Some of the funding will also expand the Rapid Response Legal Collaborative (RRLC), which provides emergency legal support to the city’s public school students and their families who are at risk of deportation or family separation. RRLC is run by the Mayor’s Office of Immigrant Affairs (MOIA), which also operates the MOIA Immigration Legal Support Hotline — a service that has received tens of thousands of calls in recent years.
“The MOIA Legal Support Hotline is free and safe to use, regardless of your immigration status. It is incredibly important that immigrant New Yorkers continue to access city services, including this hotline, without any fear — especially to avoid fraud and misinformation,” Shaina Coronel, director of communications at MOIA told Documented.
As of June 27, the hotline had received 14,638 calls since January 1, a number that is lower than the same time in the previous three years, all of which saw an increase in demand due to the number of asylum seekers arriving in New York City. According to a press release about the closure of The Roosevelt Hotel, which served as a resources and navigation center for asylum seekers, the city said the “average weekly arrivals have fallen from a peak of 4,000 in May 2023 to fewer than 100 individuals this past week.”
‘If things are meant to happen, they will happen’
Noel Arteaga, a 43-year-old Ecuadorian, said his most recent hearing at Federal Plaza on June 4 was filled with anxiety and stress.
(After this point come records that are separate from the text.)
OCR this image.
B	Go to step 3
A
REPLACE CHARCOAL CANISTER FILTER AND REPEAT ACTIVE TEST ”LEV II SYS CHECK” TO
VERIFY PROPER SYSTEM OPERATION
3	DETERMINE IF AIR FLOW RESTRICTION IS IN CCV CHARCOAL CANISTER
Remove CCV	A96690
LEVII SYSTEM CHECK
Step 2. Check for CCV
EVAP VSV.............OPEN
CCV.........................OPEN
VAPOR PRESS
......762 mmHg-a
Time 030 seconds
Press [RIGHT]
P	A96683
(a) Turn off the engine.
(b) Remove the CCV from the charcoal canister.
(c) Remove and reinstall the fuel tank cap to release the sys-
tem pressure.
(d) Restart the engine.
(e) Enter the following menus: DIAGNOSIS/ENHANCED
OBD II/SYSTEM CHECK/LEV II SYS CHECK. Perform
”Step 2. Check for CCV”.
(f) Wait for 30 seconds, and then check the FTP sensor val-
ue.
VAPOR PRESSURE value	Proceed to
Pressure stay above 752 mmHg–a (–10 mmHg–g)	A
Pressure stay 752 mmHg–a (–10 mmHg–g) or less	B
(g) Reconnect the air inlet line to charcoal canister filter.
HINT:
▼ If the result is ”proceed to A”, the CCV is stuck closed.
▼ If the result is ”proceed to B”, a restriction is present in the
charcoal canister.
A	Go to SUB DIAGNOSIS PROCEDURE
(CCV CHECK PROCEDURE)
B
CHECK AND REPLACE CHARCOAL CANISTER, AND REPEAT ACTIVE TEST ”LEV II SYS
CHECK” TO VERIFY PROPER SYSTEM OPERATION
Like I.M., he saw the increase of detentions at the courts and was compelled to have a difficult discussion with his wife and his 13-year-old stepson. “I told her to stay calm, that my concerns were not to scare her but just to be alert,” Arteaga said. “If things are meant to happen, they will happen.”
He later told Documented that he had allocated some savings in case he was to be detained and needed to pay bond. Even though he tried to stay positive, he said he felt very nervous when he arrived at the courts and was scared because the setting reminded him of the videos he saw online.
Arteaga had practiced a phrase over and over before his case: “I don’t want to accept the dismissal of the case,” he kept saying to himself, explaining that he learned this phrase by watching reels on instagram from credible immigration attorney accounts— like Anibal Romero and other influencers. But if he was detained, he also knew that he would not struggle nor fight back and that he would follow the law — the same way he has been following the law since seeking asylum in November of 2023, he said.
At his hearing on June 4, the judge told him his next hearing would be in February 2026.
As he left the courtroom, a group of volunteers approached him and walked him through the halls, toward the elevator. In a video shared with Documented, two people with masks and wearing dark clothes can be seen roughly 15 feet away, as a group of reporters took photos, their mechanical shutters filling the otherwise quiet space.
“I felt like I was being watched,” Arteaga said, adding that he paced through the streets very fast to make his way back to the Bronx, where he has been working at a fish market since receiving his work permit.
Two weeks after his hearing, Arteaga told Documented that he was still a bit anxious but has kept himself informed by following news channels on social media. “For my next court [hearing] I will have more than two years here, but nothing is guaranteed,” he said, referring to the expedited removal order that was expanded when Trump came back to power earlier this year.
Also Read: As ICE Arrests Rise, So Does Resistance in New York City
Arteaga and his wife have met with two private lawyers since his court hearing in June, and both have quoted him $8,000 to take over his case. $2,000 would be due at the start, Arteaga said. He has yet to decide which lawyer to hire.